EREVAN, 20 JUILLET, ARMENPRESS: Le 20 juillet, à Vienne, le ministre arménien des Affaires étrangères, Ararat Mirzoyan, a participé à la réunion du Conseil permanent spécial de l'OSCE, convoquée à la demande de l'Arménie, a indiqué à ARMENPRESS le ministère des Affaires étrangères d'Arménie.

Avant la séance, le ministre Mirzoyan a eu une brève réunion avec le président du Conseil permanent de l'OSCE, Igor Djundev.

Ararat Mirzoyan a prononcé une allocution lors de la réunion du CP, qui est disponible ci-dessous. Les représentants de plus de 10 délégations sont également intervenus pour reconfirmer l'impératif de rétablir la liberté et la sécurité de la circulation dans le corridor de Latchine.

"Monsieur le Président,

Mesdames et Messieurs les Ambassadeurs,

Mesdames et Messieurs,

Je voudrais remercier la présidence nord-macédonienne de l'OSCE d'avoir convoqué cette réunion spéciale du Conseil permanent.
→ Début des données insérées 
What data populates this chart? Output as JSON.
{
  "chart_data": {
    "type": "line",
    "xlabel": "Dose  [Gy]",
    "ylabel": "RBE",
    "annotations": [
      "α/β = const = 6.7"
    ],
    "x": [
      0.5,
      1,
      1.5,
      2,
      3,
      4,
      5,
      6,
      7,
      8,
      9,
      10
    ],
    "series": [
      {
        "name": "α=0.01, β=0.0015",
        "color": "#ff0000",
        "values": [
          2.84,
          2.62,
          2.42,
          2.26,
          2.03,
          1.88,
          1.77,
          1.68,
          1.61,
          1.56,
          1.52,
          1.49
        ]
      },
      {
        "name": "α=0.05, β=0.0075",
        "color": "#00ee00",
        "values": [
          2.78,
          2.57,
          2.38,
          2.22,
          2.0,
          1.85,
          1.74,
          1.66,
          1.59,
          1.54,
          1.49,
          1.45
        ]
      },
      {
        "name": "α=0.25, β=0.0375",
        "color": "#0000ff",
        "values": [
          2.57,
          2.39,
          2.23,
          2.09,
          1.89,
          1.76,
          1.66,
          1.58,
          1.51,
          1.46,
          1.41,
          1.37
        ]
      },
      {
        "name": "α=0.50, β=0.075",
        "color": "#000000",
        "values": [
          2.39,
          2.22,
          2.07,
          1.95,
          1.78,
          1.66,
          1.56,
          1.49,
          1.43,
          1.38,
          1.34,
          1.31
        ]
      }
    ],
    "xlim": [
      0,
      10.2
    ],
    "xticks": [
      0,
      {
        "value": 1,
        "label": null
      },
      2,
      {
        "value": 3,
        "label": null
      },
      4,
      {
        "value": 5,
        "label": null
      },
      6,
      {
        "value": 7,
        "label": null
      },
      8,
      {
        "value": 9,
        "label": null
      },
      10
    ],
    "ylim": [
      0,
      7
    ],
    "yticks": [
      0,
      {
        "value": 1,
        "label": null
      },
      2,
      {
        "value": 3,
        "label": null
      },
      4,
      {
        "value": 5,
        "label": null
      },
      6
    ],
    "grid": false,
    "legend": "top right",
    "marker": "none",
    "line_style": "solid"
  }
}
C'est déjà la deuxième fois que je m'adresse à cet organe distingué cette année, et c'est la deuxième fois que je suis ici pour parler de la situation humanitaire dans le Haut-Karabakh causée par le blocus illégal du corridor de Latchine par l'Azerbaïdjan.

Je voudrais attirer votre attention sur les événements qui se sont produits depuis ma dernière allocution au CP spécial.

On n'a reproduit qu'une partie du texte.